Secondary outcomes of the study involved a comparison of the differences in percent-predicted FEV1, number of pulmonary exacerbations, and number of hospitalizations between patients with gastrostomy tubes and matched controls. Twenty subjects 2 to 20 years of age who received a gastrostomy tube for nutritional supplementation between January 2005 and April 2010 were enrolled in the study. Each of the 20 gastrostomy-tube-fed patients was pair-matched with a non–gastrostomy-tube control by age, sex, pancreatic status, BMI percentile, and percent predicted FEV1. Data were collected at the time of gastrostomy tube placement, at six months, and at 12 months post-placement.
At the six-month evaluation, the mean BMI Z-score was significantly improved in gastrostomy vs controls (P < 0.001). However, this difference was no longer statistically significant at the one-year mark. The change in weight Z-scores was positive and significantly better in patients with gastrostomy tubes than controls at both the six-month and 12-month evaluations (P < 0.001 and < 0.01, respectively). Changes in lung function as measured by percent predicted FEV1 did not differ between the tube-fed patients and the controls at either of the follow-up visits. In addition, no difference in the number of pulmonary exacerbations or hospitalizations was reported between the groups.
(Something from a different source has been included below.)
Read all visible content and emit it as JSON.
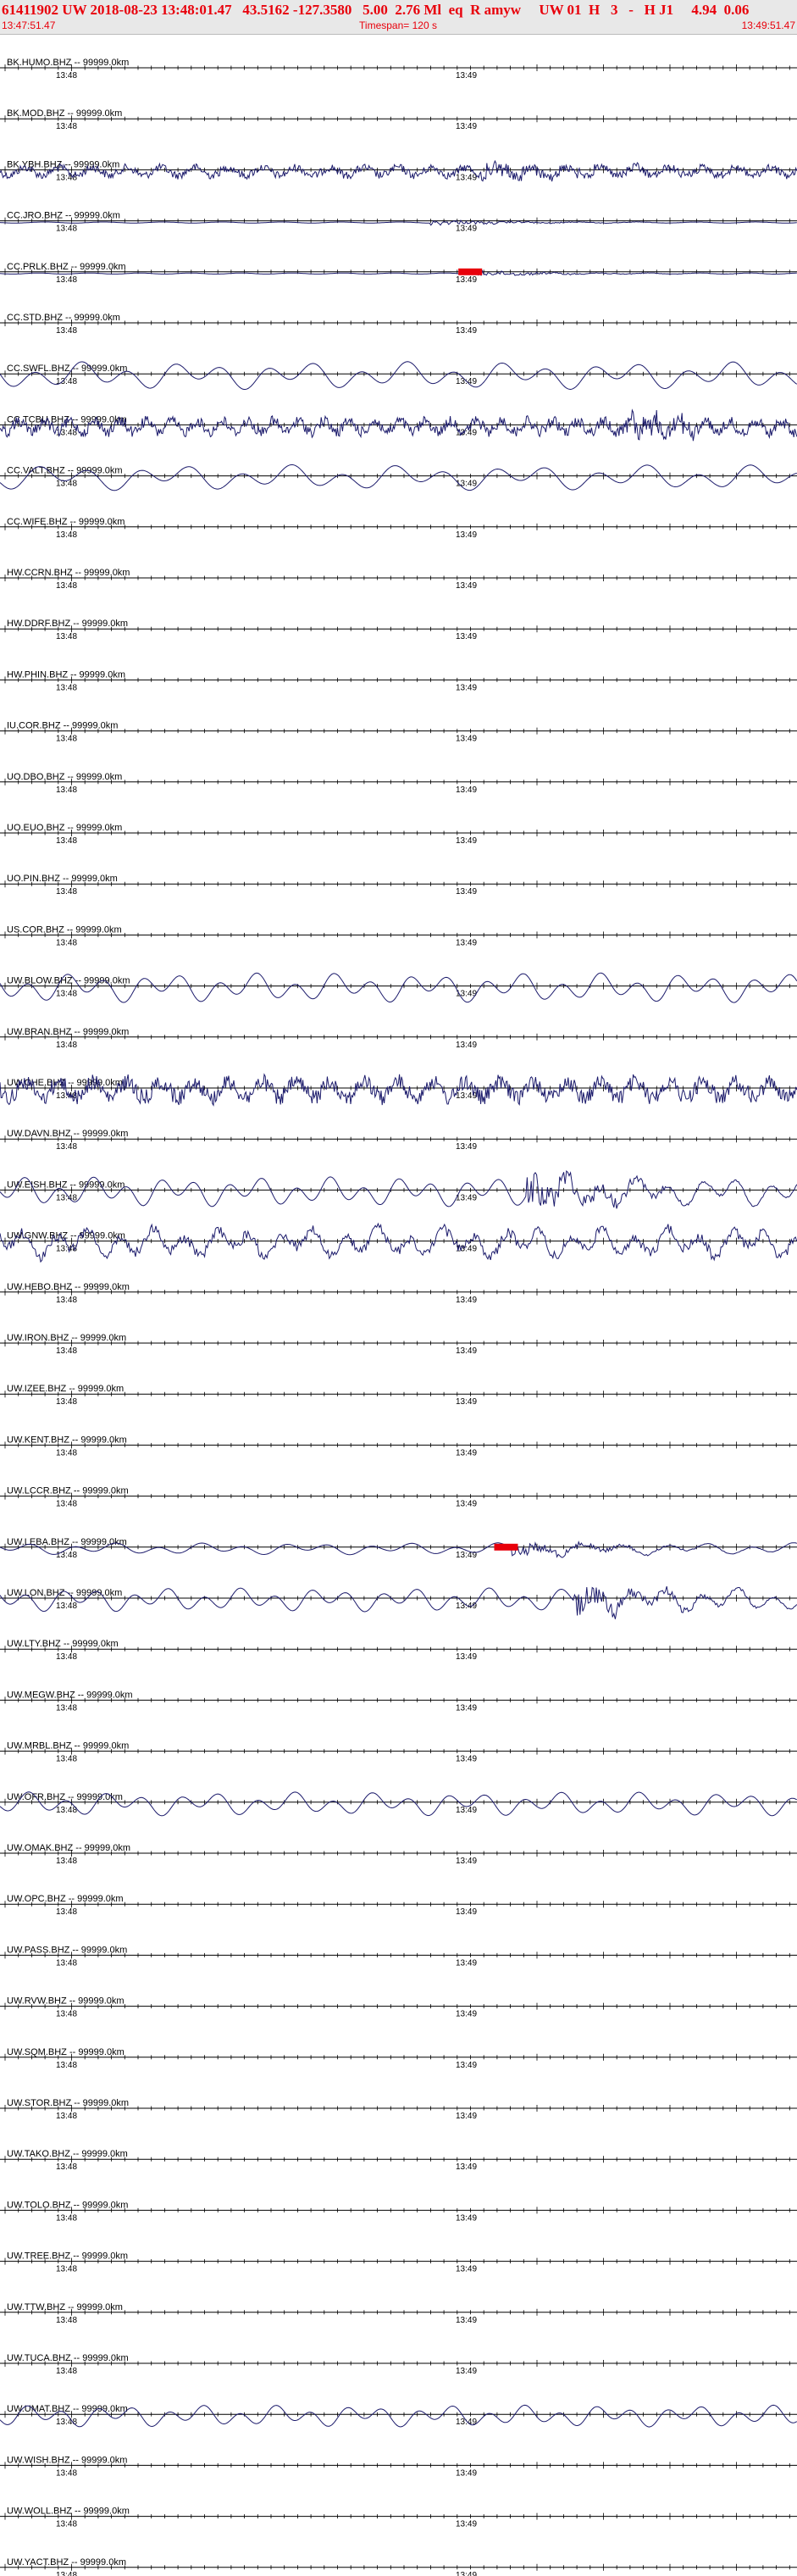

The authors of this study concluded that children with CF who have a BMI < 50th percentile for age may benefit from a gastrostomy tube, supporting their statement with their finding of a 10-fold higher likelihood of achieving a BMI > 50th percentile at
six months post-gastrostomy vs controls. However, this difference was no longer significant at 12 months post-gastrostomy. The authors cite two previous studies that showed a positive association between rapid improvement in BMI and better lung function as measured by FEV1 percent predicted to support the use of supplemental gastrostomy feeds (1,2). The study did not find a difference in pulmonary function across the two groups over the one-year period of observation, however. Moreover, data on the consistency of use of the gastrostomy tube for enteral supplementation were not evaluated. It is possible that with time and improvement in weight and BMI status, patients stop using the gastrostomy tube for supplemental feeds. Randomized, prospective studies of the efficacy of gastrostomy tube placement that monitor for adherence to nutritional supplementation are needed.